The United States is the archetypical nation of immigrants and refugees. Even the nomads who came to this area across the Bering Land Bridge some 18,000 years ago, or on ocean-going rafts that bumped into the west coast, came as immigrants looking for greener pastures. Franklin Delano Roosevelt, the 32nd President (1933-1945) of the United States knew this when in 1938 he reminded the Daughters of the American Revolution (DAR), a pretentious upper class organization, that they too were descended from immigrants. The DAR members were not pleased. They had long since made a collective decision that this was just not true. Their ancestors were the true Americans in that they were the originators of the revolution—the seminal act that made the nation the alleged “God-blessed land” it was and always will be. They had little regard for the immigrants and refugees who came later. The DAR ladies saw them as dangerous interlopers out to pollute and pilfer the patrimony of revolutionary heroes. It was a good example of how skewed perception makes its own history. Every subsequent wave of European immigrants to the U.S. created a customized version of this story for themselves. Within one or two generations their children melded into an Americanized Western culture, became fluent in English, and thought of themselves as true Americans. Assimilating into American society also meant assimilating into United States history—which now became their history.

The only groups which were not completely successful in this process were non-European: African Americans, Latins, Asians and actual native Americans as well. The social, economic and political restrictions that flowed from a persistent white American racism limited the ability of non-Europeans to assimilate and created a feared and resented “other” for the Western majority. Non-Western groups were more or less ghettoized into ethnic communities that were much harder to break down and meld with the greater society.

However, as time went by, the situation for these ethnic minorities got ever more complicated. They existed, semi-isolated within a greater culture and a capitalist economy that constantly beckoned to them. In spite of not achieving full assimilation, the memories of their ethnic roots began to fade, as did command of the non-English languages of their grandparents. Their status as hyphenated groups seems to be permanent.

Drawing Strength from One’s Roots

One reaction to this predicament was for minorities to turn the tables and urge the importance of knowing and taking pride in their original ethnic culture and history. For example, for the community of Latin immigrants, the goal would be to discover one’s roots not as an ”American” but rather as an American of Hispanic ethnic heritage.
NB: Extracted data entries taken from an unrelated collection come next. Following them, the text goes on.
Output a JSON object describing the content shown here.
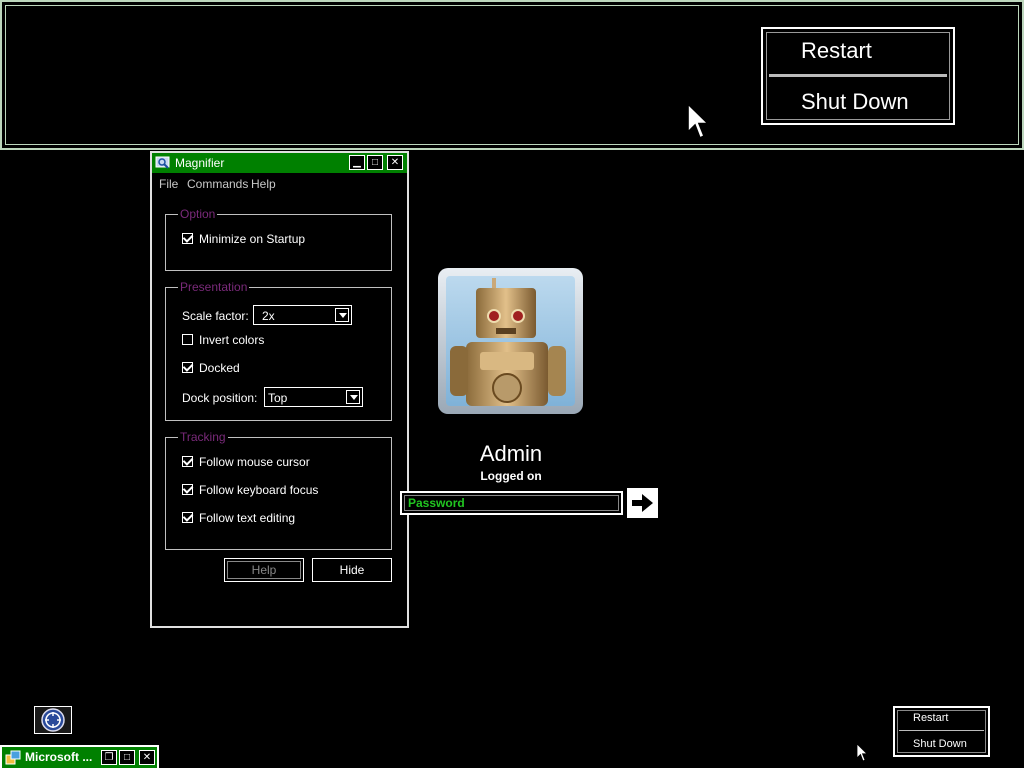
{
  "zoomed_menu": {
    "restart": "Restart",
    "shutdown": "Shut Down"
  },
  "magnifier": {
    "title": "Magnifier",
    "menu": [
      "File",
      "Commands",
      "Help"
    ],
    "option": {
      "legend": "Option",
      "minimize_on_startup": {
        "label": "Minimize on Startup",
        "checked": true
      }
    },
    "presentation": {
      "legend": "Presentation",
      "scale_label": "Scale factor:",
      "scale_value": "2x",
      "invert": {
        "label": "Invert colors",
        "checked": false
      },
      "docked": {
        "label": "Docked",
        "checked": true
      },
      "dock_label": "Dock position:",
      "dock_value": "Top"
    },
    "tracking": {
      "legend": "Tracking",
      "follow_mouse": {
        "label": "Follow mouse cursor",
        "checked": true
      },
      "follow_keyboard": {
        "label": "Follow keyboard focus",
        "checked": true
      },
      "follow_text": {
        "label": "Follow text editing",
        "checked": true
      }
    },
    "buttons": {
      "help": "Help",
      "hide": "Hide"
    }
  },
  "logon": {
    "username": "Admin",
    "status": "Logged on",
    "password_placeholder": "Password"
  },
  "taskbar": {
    "label": "Microsoft ..."
  },
  "power_menu": {
    "restart": "Restart",
    "shutdown": "Shut Down"
  },
  "colors": {
    "title_green": "#008000",
    "legend_purple": "#7a2a7a",
    "placeholder_green": "#21c521"
  }
}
This predicament and the “going back to one’s roots” solution has been laid out by Arlene Dávila, the founding director of New York University’s Latinx Project. “Latinx” is a term that “signals an openness to gender inclusivity and more tacit recognition of our racial and ethnic diversity.” Dávila notes, in a 15 October 2022 piece, “What My Students Don’t Know About Their Own History” in the New York Times, that many of her Latinx students “receive their first formal introduction into their own ethnic roots—Hispanics who have a part U.S. history—in her university classes and ones across the United States only created in the last 20 years.”

She does not think this is satisfactory. She bases part of her case on demographics. “Latinos, who make up 19 percent of the U.S. population” yet “are vastly underrepresented in academia, newsrooms, publishing, Hollywood films, TV and more.” Dávila believes that “investing in Latinx studies programs” is a necessary step in correcting this problem. Presently, she tells us, “there are fewer than 90 programs providing majors in Latinx studies out of the close to 3,000 institutions of higher learning across the nation.”

One might think that 90 programs is a good foundational number except for the fact that “Hispanic Americans are the fastest-growing demographic in American universities.” Under the circumstances, she also faults the lack of Hispanic faculty.